The European Commission is investigating Apple on the grounds of possible anti-competitive behaviour, and whether it “is muscling out rival smartphone makers” like Samsung, Motorola, reports Financial Times.

The Commission is now trying to establish whether Apple has been enforcing “anti-competitive iPhone sales tactics and technical restrictions on the handset” in the region. 
This week, the EC quizzed several European telcos about Apple’s sales tactics and the distribution terms it offers. 
Regulators are trying to determine if Apple contractual terms with telcos meant rival phone makers were pushed out in the cold, given equal or less favourable subsidies under the duress of Cupertino, and whether it restricted marketing budgets. 
Apple is known to be a hard operator, which would explain why it has over $100bn cash in the bank and is one of the most valuable companies in the world.

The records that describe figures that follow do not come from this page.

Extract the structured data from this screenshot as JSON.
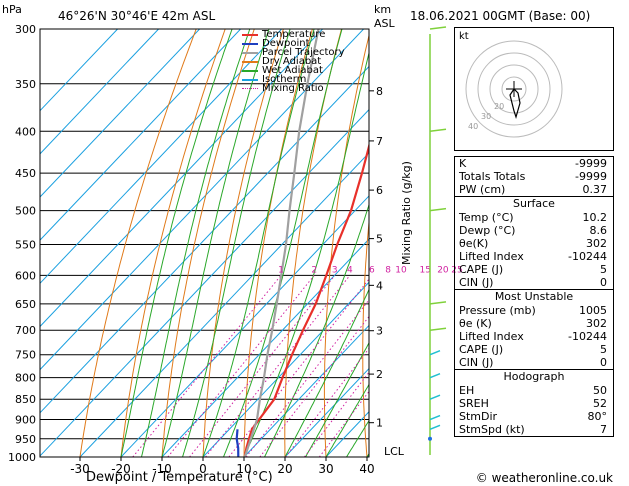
{
  "header": {
    "hpa_label": "hPa",
    "location": "46°26'N  30°46'E  42m  ASL",
    "km_label": "km",
    "asl_label": "ASL",
    "datetime": "18.06.2021  00GMT  (Base: 00)"
  },
  "legend": [
    {
      "label": "Temperature",
      "color": "#e8302a",
      "style": "solid"
    },
    {
      "label": "Dewpoint",
      "color": "#1f3fbf",
      "style": "solid"
    },
    {
      "label": "Parcel Trajectory",
      "color": "#a0a0a0",
      "style": "solid"
    },
    {
      "label": "Dry Adiabat",
      "color": "#e07a1a",
      "style": "solid"
    },
    {
      "label": "Wet Adiabat",
      "color": "#2aa82a",
      "style": "solid"
    },
    {
      "label": "Isotherm",
      "color": "#1aa0e0",
      "style": "solid"
    },
    {
      "label": "Mixing Ratio",
      "color": "#d020a0",
      "style": "dotted"
    }
  ],
  "axes": {
    "xlabel": "Dewpoint  /  Temperature  (°C)",
    "right_label": "Mixing Ratio  (g/kg)",
    "lcl_label": "LCL",
    "footer": "© weatheronline.co.uk"
  },
  "chart_data": {
    "type": "line",
    "x_ticks": [
      -30,
      -20,
      -10,
      0,
      10,
      20,
      30,
      40
    ],
    "pressure_levels": [
      300,
      350,
      400,
      450,
      500,
      550,
      600,
      650,
      700,
      750,
      800,
      850,
      900,
      950,
      1000
    ],
    "km_ticks": [
      {
        "km": 1,
        "p": 908
      },
      {
        "km": 2,
        "p": 792
      },
      {
        "km": 3,
        "p": 701
      },
      {
        "km": 4,
        "p": 617
      },
      {
        "km": 5,
        "p": 541
      },
      {
        "km": 6,
        "p": 472
      },
      {
        "km": 7,
        "p": 411
      },
      {
        "km": 8,
        "p": 357
      }
    ],
    "mixing_ratio_labels": [
      "1",
      "2",
      "3",
      "4",
      "6",
      "8",
      "10",
      "15",
      "20",
      "25"
    ],
    "series": [
      {
        "name": "Temperature",
        "color": "#e8302a",
        "points": [
          [
            1000,
            10.2
          ],
          [
            975,
            8.5
          ],
          [
            950,
            7.0
          ],
          [
            925,
            5.5
          ],
          [
            900,
            5.0
          ],
          [
            850,
            4.0
          ],
          [
            800,
            1.0
          ],
          [
            750,
            -2.0
          ],
          [
            700,
            -5.0
          ],
          [
            650,
            -8.0
          ],
          [
            600,
            -12.0
          ],
          [
            550,
            -16.5
          ],
          [
            500,
            -21.0
          ],
          [
            450,
            -27.0
          ],
          [
            400,
            -34.0
          ],
          [
            350,
            -42.0
          ],
          [
            300,
            -51.0
          ]
        ]
      },
      {
        "name": "Dewpoint",
        "color": "#1f3fbf",
        "points": [
          [
            1000,
            8.6
          ],
          [
            975,
            6.5
          ],
          [
            950,
            4.0
          ],
          [
            925,
            2.0
          ]
        ]
      },
      {
        "name": "Parcel Trajectory",
        "color": "#a0a0a0",
        "points": [
          [
            1000,
            10.2
          ],
          [
            960,
            8.0
          ],
          [
            900,
            4.5
          ],
          [
            850,
            0.5
          ],
          [
            800,
            -3.5
          ],
          [
            750,
            -8.0
          ],
          [
            700,
            -12.5
          ],
          [
            650,
            -17.5
          ],
          [
            600,
            -23.0
          ],
          [
            550,
            -29.0
          ],
          [
            500,
            -36.0
          ],
          [
            450,
            -43.5
          ],
          [
            400,
            -52.0
          ],
          [
            350,
            -61.0
          ],
          [
            300,
            -71.0
          ]
        ]
      }
    ]
  },
  "indices": {
    "rows": [
      {
        "label": "K",
        "value": "-9999"
      },
      {
        "label": "Totals Totals",
        "value": "-9999"
      },
      {
        "label": "PW (cm)",
        "value": "0.37"
      }
    ]
  },
  "surface": {
    "title": "Surface",
    "rows": [
      {
        "label": "Temp (°C)",
        "value": "10.2"
      },
      {
        "label": "Dewp (°C)",
        "value": "8.6"
      },
      {
        "label": "θe(K)",
        "value": "302"
      },
      {
        "label": "Lifted Index",
        "value": "-10244"
      },
      {
        "label": "CAPE (J)",
        "value": "5"
      },
      {
        "label": "CIN (J)",
        "value": "0"
      }
    ]
  },
  "most_unstable": {
    "title": "Most Unstable",
    "rows": [
      {
        "label": "Pressure (mb)",
        "value": "1005"
      },
      {
        "label": "θe (K)",
        "value": "302"
      },
      {
        "label": "Lifted Index",
        "value": "-10244"
      },
      {
        "label": "CAPE (J)",
        "value": "5"
      },
      {
        "label": "CIN (J)",
        "value": "0"
      }
    ]
  },
  "hodograph": {
    "title": "Hodograph",
    "kt_label": "kt",
    "ring_labels": [
      "40",
      "30",
      "20"
    ],
    "rows": [
      {
        "label": "EH",
        "value": "50"
      },
      {
        "label": "SREH",
        "value": "52"
      },
      {
        "label": "StmDir",
        "value": "80°"
      },
      {
        "label": "StmSpd (kt)",
        "value": "7"
      }
    ]
  },
  "colors": {
    "temperature": "#e8302a",
    "dewpoint": "#1f3fbf",
    "parcel": "#a0a0a0",
    "dry_adiabat": "#e07a1a",
    "wet_adiabat": "#2aa82a",
    "isotherm": "#1aa0e0",
    "mixing_ratio": "#d020a0",
    "wind_barb": "#7fd13b"
  }
}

However, its popularity has waned in the past 12 months, as Androids like Samsung usurp the once dominant iPhone. 
But with the vast popularity of iPhone, iPad over the last few years, the tech giant may have been in a position to enforce brutal terms.
The iPhone is usually displayed as a standalone in phone shops on a dedicated Apple counter, as dictated by the company, while BlackBerrys, Samsung or Nokia are all displayed side by side. 
One senior Aussie telco exec previously branded it “life with Apple”, when quizzed about why iPad 3 was marketed as ‘4G’ ready, when in fact it didn’t work on LTE networks here. 
Incidentally, the Europeans are also looking at whether Apple “places technical or contractual restrictions on the iPhone 5 that mean it cannot be used on high-speed 4G networks in Europe,” reports FT. 
The investigation began after the EC was tipped off by several mobile operators, and no formal accusations have yet been made. 
Apple insists “our contracts fully comply with local laws wherever we do business, including the EU.” 
This isn’t the only government investigation into Apple at present. 
Last week, US government probed its taxation practices, and found it had billions of dollars ($74bn) stashed away in foreign subsidiaries where it pays less than 2% tax.